Setting the bath into an alcove
The blocks are drawn full size in millimetres — insert at scale 1 in a millimetre drawing, or set INSUNITS to millimetres for automatic rescaling. Use INSERT, snap a rim corner to the corner of the alcove, and rotate so the bath runs along the wall with the tap end towards the services.
Push the rim hard against the back and end walls, draw the bath panel on the open long side, and check the length against the alcove — a rectangular bath wants the wall-to-wall dimension to match its rim length within the tiling tolerance. Dimension the bath from the walls, mark the tap/waste end, and keep it on a sanitaryware layer so it freezes off a structural plan and thaws back for the furnished and tiling drawings.
Where rectangular baths are used
Rectangular alcove baths dominate residential bathrooms — houses, apartments, rental units and student accommodation — and are the standard bath in hotels and hospitality where a simple, durable, easy-to-clean tub is wanted. Their regular shape makes them ideal for repeated layouts, so they are the bath you array across a multi-unit residential scheme.
Use the rectangular bath block as the standard choice, and switch to a corner or shower-bath block only where the room shape or a combined bath-shower function calls for it. Pair the rectangular bath with the WC, basin, shower and bathroom-faucet blocks to complete the sanitary layer, and copy it across repeated bathroom types to keep the whole scheme consistent.
Matching bath length to the room
The one decision a rectangular bath forces is length, and the block makes that decision concrete. Measure the clear alcove between the finished wall faces, allow a small tolerance for tiling at each end, and pick the bath length that fits — 1700 mm where the alcove allows, dropping to 1600, 1500 or 1400 mm in tighter rooms. Because the block is true-size, you can drop in each candidate length and see at a glance which fills the alcove cleanly.
It is worth remembering that the internal bathing length is shorter than the overall length, so a 1500 mm bath bathes noticeably smaller than a 1700 mm one — a trade-off to weigh in a small bathroom. Where the alcove is non-standard, you may set the bath to one end and fill the gap with a tiled upstand or a small shelf, which the scaled block lets you draw and dimension precisely rather than leaving to site.
Free download
Browse the full library — DWG & DXF, no signup.
Questions
Frequently asked
What size is a standard rectangular bath?+
The standard rectangular bath is 1700 × 700 mm. Compact versions run 1500 and 1600 × 700 mm, small en-suite baths down to 1400 mm, and wider 800 mm versions give a roomier bath. The blocks cover these standard lengths.

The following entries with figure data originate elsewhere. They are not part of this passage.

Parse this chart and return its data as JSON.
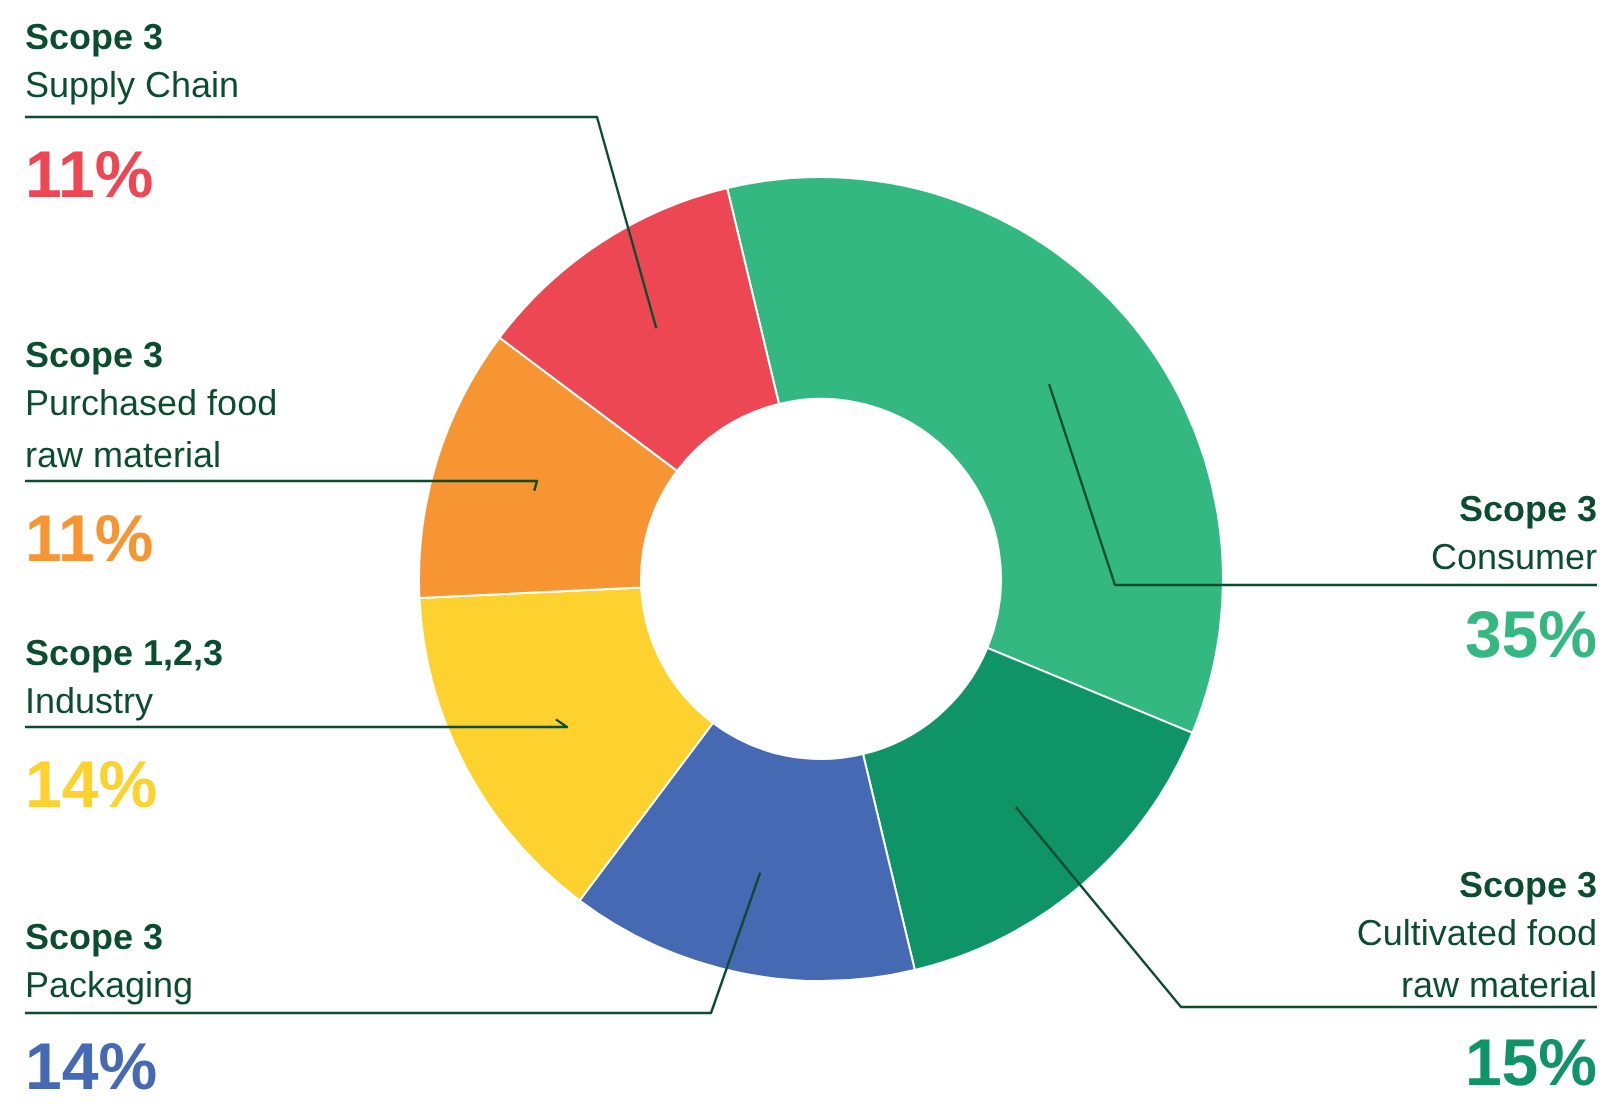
{
  "chart_data": {
    "type": "donut",
    "categories": [
      "Scope 3\nConsumer",
      "Scope 3\nCultivated food\nraw material",
      "Scope 3\nPackaging",
      "Scope 1,2,3\nIndustry",
      "Scope 3\nPurchased food\nraw material",
      "Scope 3\nSupply Chain"
    ],
    "values": [
      35,
      15,
      14,
      14,
      11,
      11
    ],
    "value_labels": [
      "35%",
      "15%",
      "14%",
      "14%",
      "11%",
      "11%"
    ],
    "colors": [
      "#34b882",
      "#0e9467",
      "#4569b2",
      "#fdd22e",
      "#f69532",
      "#ee4754"
    ]
  }
}
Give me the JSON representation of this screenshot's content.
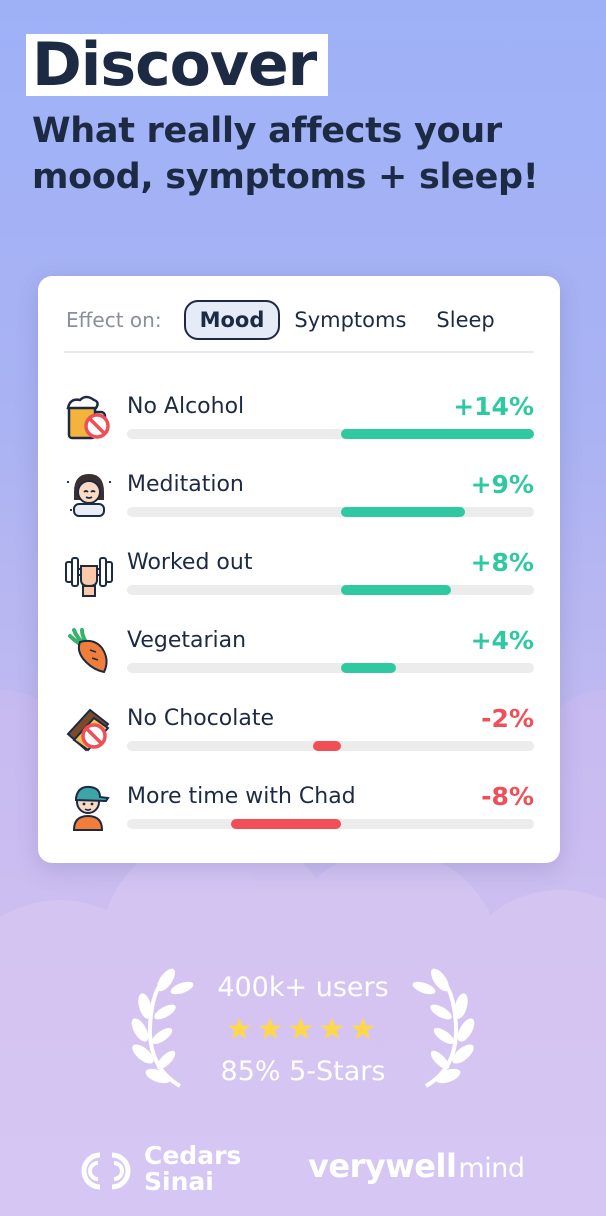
{
  "headline": "Discover",
  "subheadline": "What really affects your mood, symptoms + sleep!",
  "card": {
    "effect_label": "Effect on:",
    "tabs": [
      {
        "label": "Mood",
        "active": true
      },
      {
        "label": "Symptoms",
        "active": false
      },
      {
        "label": "Sleep",
        "active": false
      }
    ],
    "items": [
      {
        "label": "No Alcohol",
        "value": "+14%",
        "effect_percent": 14,
        "icon": "no-alcohol-icon"
      },
      {
        "label": "Meditation",
        "value": "+9%",
        "effect_percent": 9,
        "icon": "meditation-icon"
      },
      {
        "label": "Worked out",
        "value": "+8%",
        "effect_percent": 8,
        "icon": "dumbbell-icon"
      },
      {
        "label": "Vegetarian",
        "value": "+4%",
        "effect_percent": 4,
        "icon": "carrot-icon"
      },
      {
        "label": "No Chocolate",
        "value": "-2%",
        "effect_percent": -2,
        "icon": "no-chocolate-icon"
      },
      {
        "label": "More time with Chad",
        "value": "-8%",
        "effect_percent": -8,
        "icon": "person-cap-icon"
      }
    ]
  },
  "social_proof": {
    "users": "400k+ users",
    "stars": "★★★★★",
    "rating": "85%  5-Stars"
  },
  "logos": {
    "cedars_line1": "Cedars",
    "cedars_line2": "Sinai",
    "verywell": "verywell",
    "mind": "mind"
  },
  "colors": {
    "positive": "#2ec9a0",
    "negative": "#f04f57",
    "text_dark": "#1d2a44",
    "star": "#ffd84a"
  }
}
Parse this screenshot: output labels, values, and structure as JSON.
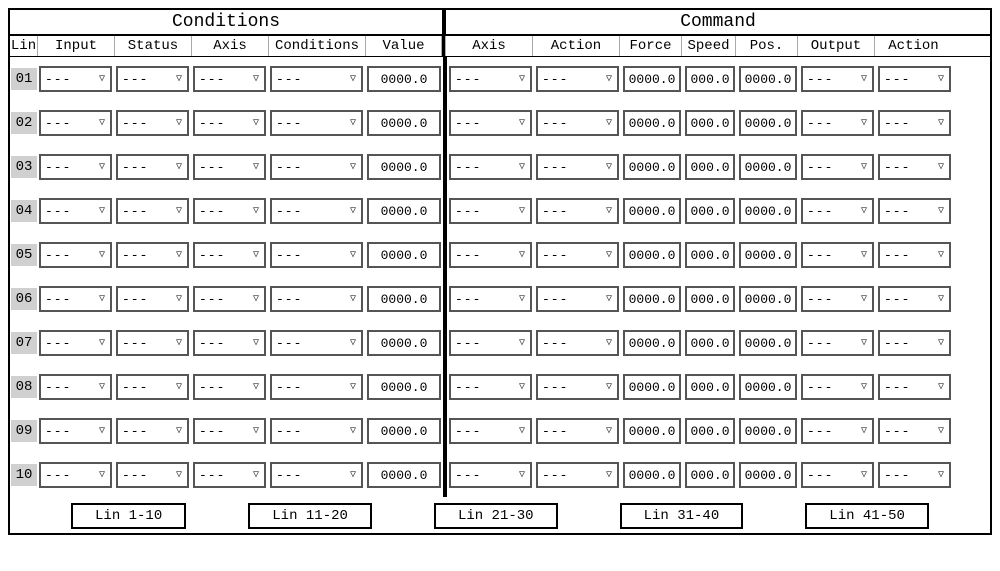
{
  "headers": {
    "conditions": "Conditions",
    "command": "Command"
  },
  "columns": {
    "lin": "Lin",
    "input": "Input",
    "status": "Status",
    "axis1": "Axis",
    "cond": "Conditions",
    "value": "Value",
    "axis2": "Axis",
    "action1": "Action",
    "force": "Force",
    "speed": "Speed",
    "pos": "Pos.",
    "output": "Output",
    "action2": "Action"
  },
  "dropdown_placeholder": "---",
  "value_placeholder": "0000.0",
  "speed_placeholder": "000.0",
  "rows": [
    {
      "no": "01"
    },
    {
      "no": "02"
    },
    {
      "no": "03"
    },
    {
      "no": "04"
    },
    {
      "no": "05"
    },
    {
      "no": "06"
    },
    {
      "no": "07"
    },
    {
      "no": "08"
    },
    {
      "no": "09"
    },
    {
      "no": "10"
    }
  ],
  "footer_buttons": {
    "b1": "Lin 1-10",
    "b2": "Lin 11-20",
    "b3": "Lin 21-30",
    "b4": "Lin 31-40",
    "b5": "Lin 41-50"
  },
  "style": {
    "border_color": "#000000",
    "field_border_color": "#555555",
    "linno_bg": "#d0d0d0",
    "background": "#ffffff",
    "font_family": "Courier New, monospace"
  }
}
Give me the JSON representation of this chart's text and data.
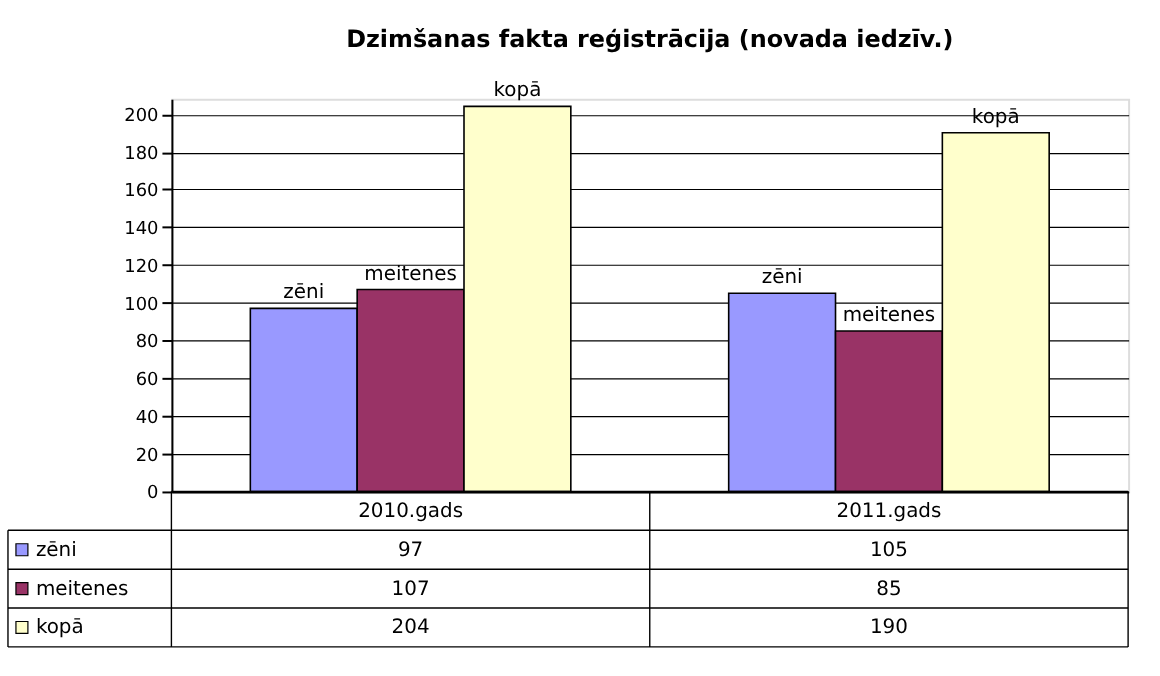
{
  "chart_data": {
    "type": "bar",
    "title": "Dzimšanas fakta reģistrācija (novada iedzīv.)",
    "categories": [
      "2010.gads",
      "2011.gads"
    ],
    "series": [
      {
        "name": "zēni",
        "color": "#9999ff",
        "values": [
          97,
          105
        ]
      },
      {
        "name": "meitenes",
        "color": "#993366",
        "values": [
          107,
          85
        ]
      },
      {
        "name": "kopā",
        "color": "#ffffcc",
        "values": [
          204,
          190
        ]
      }
    ],
    "ylim": [
      0,
      208
    ],
    "yticks": [
      0,
      20,
      40,
      60,
      80,
      100,
      120,
      140,
      160,
      180,
      200
    ],
    "grid": "y",
    "legend": "bottom",
    "data_labels": true
  }
}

How do I fit a rectangular bath into an alcove?+
Set out the alcove between the finished walls first, allow a small tiling tolerance at each end, then pick the bath length that fits. Push the rim hard against the back and end walls and draw the panel on the open side.
What height is the bath rim drawn at?+
The rim sits around 500–560 mm above the floor, shown on the elevation view. The plan shows the rectangular rim and inner bowl at full size for setting the bath into the alcove.
Are the rectangular bathtub blocks free for commercial use?+
Yes. They download free in DWG and, where available, DXF, with no signup, no watermark and no attribution requirement, and they are cleared for commercial project use.